OOS 17-5 - Taxon-free detection of cross-scale assembly processes in lichen epiphyte communities

Wednesday, August 10, 2016: 9:20 AM
Grand Floridian Blrm E, Ft Lauderdale Convention Center
Jessica R. Coyle, Department of Biology, University of North Carolina, Chapel Hill, NC
Background/Question/Methods

Lichen communities are formed by processes that act on the biology of at least two organisms: a fungus its photosynthesizing partner. Here, I develop a general framework that predicts how dispersal limitation, environmental filtering, competition, and disturbance should affect variation in functional strategy along environmental gradients for communities of obligate mutualists, using lichen epiphytes as a model system. I then ask whether a set of easily observed morphological traits can be used to identify these assembly processes by testing hypotheses predicted by the framework. In addition, I evaluate the utility of trait-based community metrics for studying variation in lichen epiphyte communities at different spatial scales. Lichen morphological traits and substrate environmental characteristics were assessed in 9x9 cm quadrats on 720 tree trunks in deciduous forest plots spanning a 400 km elevational gradient in the southeastern United States. Hypothesized trait-environment relationships were evaluated using generalized linear models of community-mean trait values and null models of trait dispersion. Linear mixed models were used to partition trait variance among spatial scales (tree, plot, site, ecoregion) and assess the extent to which spatial variation in community trait structure could be attributed to environmental covariates.

Results/Conclusions

Trait-environment relationships were consistent with weak effects of water-limitation, competitive constraints and disturbance due to substrate instability.

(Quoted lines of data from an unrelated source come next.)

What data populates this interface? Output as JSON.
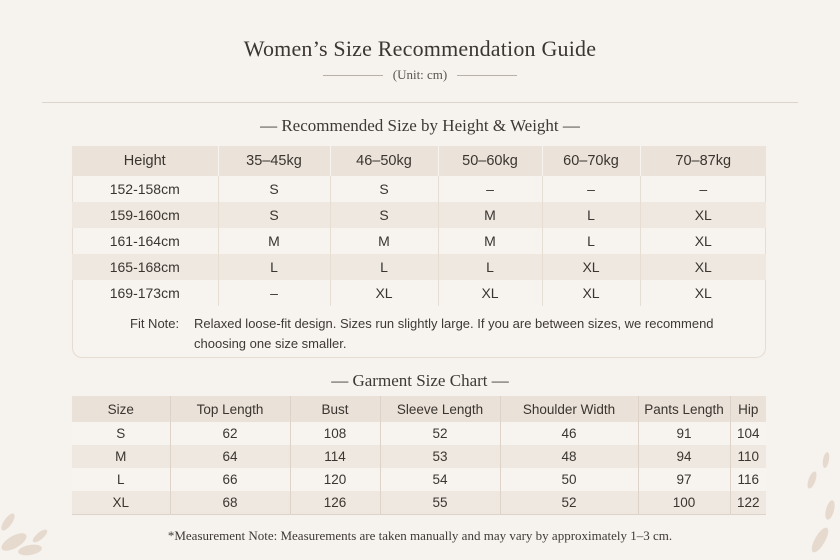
{
  "title": "Women’s Size Recommendation Guide",
  "unit": "(Unit: cm)",
  "section1": {
    "title": "— Recommended Size by Height & Weight —",
    "headers": [
      "Height",
      "35–45kg",
      "46–50kg",
      "50–60kg",
      "60–70kg",
      "70–87kg"
    ],
    "rows": [
      [
        "152-158cm",
        "S",
        "S",
        "–",
        "–",
        "–"
      ],
      [
        "159-160cm",
        "S",
        "S",
        "M",
        "L",
        "XL"
      ],
      [
        "161-164cm",
        "M",
        "M",
        "M",
        "L",
        "XL"
      ],
      [
        "165-168cm",
        "L",
        "L",
        "L",
        "XL",
        "XL"
      ],
      [
        "169-173cm",
        "–",
        "XL",
        "XL",
        "XL",
        "XL"
      ]
    ],
    "fit_note_label": "Fit Note:",
    "fit_note_text": "Relaxed loose-fit design. Sizes run slightly large. If you are between sizes, we recommend choosing one size smaller."
  },
  "section2": {
    "title": "— Garment Size Chart —",
    "headers": [
      "Size",
      "Top Length",
      "Bust",
      "Sleeve Length",
      "Shoulder Width",
      "Pants Length",
      "Hip"
    ],
    "rows": [
      [
        "S",
        "62",
        "108",
        "52",
        "46",
        "91",
        "104"
      ],
      [
        "M",
        "64",
        "114",
        "53",
        "48",
        "94",
        "110"
      ],
      [
        "L",
        "66",
        "120",
        "54",
        "50",
        "97",
        "116"
      ],
      [
        "XL",
        "68",
        "126",
        "55",
        "52",
        "100",
        "122"
      ]
    ]
  },
  "measurement_note": "*Measurement Note: Measurements are taken manually and may vary by approximately 1–3 cm."
}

Lichens on drier substrates with fewer bryophytes were more closely appressed to the bark, an effect which was stronger in lower elevation sites with drier climates, while lichens producing vegetative propagules occurred more frequently on loose bark. Null models found no evidence of reduced trait dispersion arising from hypothesized constraints imposed by assembly processes. A lack of evidence for reduced trait dispersion combined with overall small effects sizes and low levels of explained variance in linear models suggest either a strong role for stochasticity in the formation of lichen epiphyte communities in these forests or that simple morphological traits have limited utility for detecting processes structuring lichen communities in this habitat. Furthermore, morphological traits and functional composition exhibited much less variability at larger scales than diversity and abundance, which limits their ability to detect larger-scale processes. Future trait-based studies of lichen epiphyte community assembly and spatial structure may find greater success with quantitative traits.